Jeoloji Mühendisleri Odasından yapılan yazılı açıklamada, oluşturulan
teknik heyetin,
Dursunbey'de gerek
kazanın meydana geldiği yerde gerekse
işletme çalışanlarından alınan bilgiler doğrultusunda incelemelerde bulunulduğu ifade edildi. İncelemelerden ulaşılan sonuçlara yer verilen açıklamada, kazanın kapalı işletme ile
üretim yapan
linyit ocağında meydana geldiği anımsatılarak, şöyle denildi:
''Kazanın meydana geldiği işletme ve yakın çevresinde farklı şirketlerce işletilen başka linyit
ocaklarının da bulunduğu, bu ocaklarda açık ve kapalı işletme metoduyla üretim yapıldığı, tüm işletmelerde de kuralsızlıkların ve denetimsizliklerin sürdüğü,
işçi sağlığı ve iş güvenliği konusunda yeterli önlemlerin olmadığı ve sahada yer alan tüm işletmelerde yeni kaza risklerinin yüksek olduğu gözlenmiş ve tespit edilmiştir.
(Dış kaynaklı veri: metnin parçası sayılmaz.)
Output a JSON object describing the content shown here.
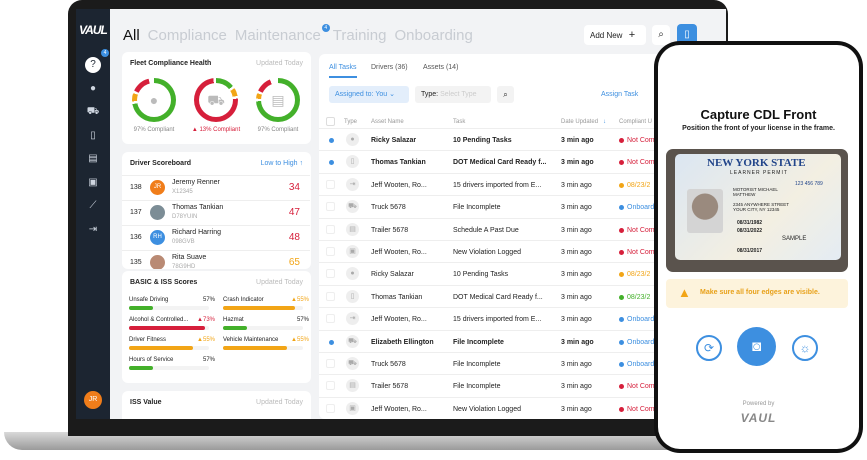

Çevre köylerden edinilen bilgilere göre patlamanın oluştuğu ocakta 1 yıl önce de yine bir grizu yangını olmuş, yangında 1 işçi ölmüş 4 işçi yaralanmıştır. Bu olay gizli tutularak basına yansıtılmamıştır. Kurtarma ekipleri
Soma ve Tavşanlı linyit işletmelerinden gelmişlerdir, ocak çevresinde herhangi bir
kurtarma birimi yoktur. Yaşamını yitiren işçilerin tamamının tarıma dayalı geçimin bittiği çevre köylerden olduğu,
yoksulluk ve işsizliğin artışı nedeniyle köylülerin maden ocaklarında çok düşük ücretlerle çalışma taleplerinin arttığı tespit edilmiştir.''
1955'TEN BU YANA 2 BİN 668 İŞÇİ ÖLDÜ''
Son 3 yılda meydana gelen kazalarda 75 maden emekçisinin kaybedildiği belirtilen açıklamada, bunun, kömür işletmeciliğinin işçi sağlığı ve çalışma güvenliği açısından ivedilikle ele alınmasının yaşamsal bir önem taşıdığını gösterdiği vurgulandı. Açıklamada,
Türkiye Taşkömürü Kurumu Genel Müdürlüğünün istatistiklerine göre, kömür ocaklarında 1955-2006 yılları arasında 2 bin 668 işçinin iş kazalarında yaşamını yitirdiği, 318 bin 654 işçinin yaralandığı kaydedildi.
''Özelleştirmelerin büyük bir ivme kazandığı 1990'lı yıllarda kömür işletmelerinde
ölümlü kaza oranları artmıştır. Kamuya ait maden ocaklarının kapatılması ve özel maden şirketlerinin teşvikiyle birlikte maden işçilerini ölüm ocaklarına mahkum eden koşullar daha da şiddetlenmiştir'' denilen açıklamada, ''özelleştirmelerin, ihmalin, ilgisizliğin, denetimsizliğin ve çalışma koşullarındaki yetersizliğin kazaların başlıca sebepleri olduğu'' vurgulandı.
Açıklamada, iş güvenliği ve işçi sağlığı konularından sorumlu Çalışma ve Sosyal
Güvenlik Bakanlığı ve
Maden İşleri Genel
Müdürlüğünün etkin denetim görevlerini yerine getirmesi gerektiği kaydedildi.